Still, the NCAA tournament doesn’t begin for another three months, although as of now Purdue is looking like a team that could advance to its first Final Four since 1980. That team was led by senior center Joe Barry Carroll, a consensus first-team All-American who averaged 22.3 points, 9.2 rebounds and 2.8 blocks per game.

This year’s team is also led by a big man in 7-foot-4 center Zach Edey, who is averaging 22 points, 13.7 rebounds and 2.3 blocks per game. Edey is first in analyst Ken Pomeroy’s Player of the Year standings and is the early season favorite to win the national player of the year awards. He’s been the best player on the court in all of Purdue’s games, including back-to-back victories over Gonzaga and Duke on Nov. 25 and 27 in the Phil Knight Legacy tournament in Portland, Ore.

Mason Gillis, a 6-foot-6 forward, and Caleb Furst, a 6-foot-10 forward, are the only other Purdue players to have started a game for the Boilermakers before this season. Gillis started the first seven games of this season before sustaining a back injury, forcing him to miss the past three games. Furst has replaced Gillis in the starting lineup since then.

Purdue’s starting guards have all been pleasant surprises, which has been crucial to the team’s success after Ivey left for the NBA and two other guards from last year’s team transferred: Eric Hunter Jr. to Butler and Isaiah Thompson to Florida Gulf Coast.

Freshmen guards Fletcher Loyer and Braden Smith are second and third on the team in scoring, averaging 13.1 points and 9.3 points per game, respectively.

Neither player was considered to be an elite recruit with Loyer ranked 95th and Smith 196th in the 247Sports Composite for the high school class of 2022. But Purdue coach Matt Painter did a nice job evaluating the players, both of whom are Indiana natives: Lowe is from Fort Wayne and Smith is from Westfield.

Junior Ethan Morton, who didn’t start any games during his first two years at Purdue, is the other starting guard.

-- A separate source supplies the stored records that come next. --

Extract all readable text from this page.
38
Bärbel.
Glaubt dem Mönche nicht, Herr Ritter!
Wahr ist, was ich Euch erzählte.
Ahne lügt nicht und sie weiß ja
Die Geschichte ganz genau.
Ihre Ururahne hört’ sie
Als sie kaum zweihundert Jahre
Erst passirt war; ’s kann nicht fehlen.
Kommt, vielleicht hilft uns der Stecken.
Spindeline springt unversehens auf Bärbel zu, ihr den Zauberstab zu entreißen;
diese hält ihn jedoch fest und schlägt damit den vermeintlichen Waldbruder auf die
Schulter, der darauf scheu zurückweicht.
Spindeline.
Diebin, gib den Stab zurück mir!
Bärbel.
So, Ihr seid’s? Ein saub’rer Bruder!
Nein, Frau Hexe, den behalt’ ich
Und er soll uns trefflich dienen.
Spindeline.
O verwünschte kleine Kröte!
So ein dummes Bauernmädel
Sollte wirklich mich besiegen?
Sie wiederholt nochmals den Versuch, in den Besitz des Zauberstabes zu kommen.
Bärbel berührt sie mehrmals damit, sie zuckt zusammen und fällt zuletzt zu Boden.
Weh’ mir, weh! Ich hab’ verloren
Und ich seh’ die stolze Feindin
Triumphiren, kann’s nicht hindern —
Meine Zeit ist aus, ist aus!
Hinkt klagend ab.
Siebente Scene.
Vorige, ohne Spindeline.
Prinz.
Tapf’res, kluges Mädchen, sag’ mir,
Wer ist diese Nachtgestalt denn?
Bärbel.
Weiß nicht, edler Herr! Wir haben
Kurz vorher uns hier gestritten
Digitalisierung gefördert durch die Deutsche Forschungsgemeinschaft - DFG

He is averaging 4.8 points and a team-high 3.7 assists per game.

Brandon Newman, a fourth-year player from nearby Valparaiso, Ind., is the top reserve and is averaging 7.7 points and 4.2 rebounds per game. Trey Kaufman-Renn, a redshirt freshman forward from Sellersberg, Ind., is also contributing off the bench with 5.5 points per game.

Other coaches have built top programs through recruiting highly ranked high schoolers and adding players via the transfer portal. But Painter, who is in his 18th season at Purdue, has done neither with this year’s team as he’s primarily relied on in-state players and eschewed transfers.

Six of Purdue’s top eight scorers are from Indiana: Edey, a Toronto native, and Morton, a Pennsylvania native, are the only exceptions. And David Jenkins Jr., who previously played at South Dakota State, UNLV and Utah, is the only transfer that Purdue signed during the offseason. He’s playing 15.3 minutes per game and averaging just 3.7 points, which is ninth on the team.

Purdue has three more nonconference games this month, starting with Saturday’s game in Indianapolis against Davidson, before the Big Ten schedule continues on Jan. 2 against Rutgers. So far, the Boilermakers are 2-0 in the Big Ten, having blown out Minnesota, 89-70, on Dec. 4 and squeaked by Nebraska, 65-62, in overtime on Dec. 10.

As of now, Purdue has emerged as the Big Ten’s top team and seems on track for its eighth consecutive NCAA tournament appearance, but the conference is deep with six teams ranked in the AP top 25 and 11 teams ranked in Pomeroy’s top 45.

The Boilermakers will have plenty of games remaining in the regular season that should prepare them for March, where they will be looking to avenge last year’s surprising Sweet 16 loss to upstart Saint Peter’s and win the first national title in program history.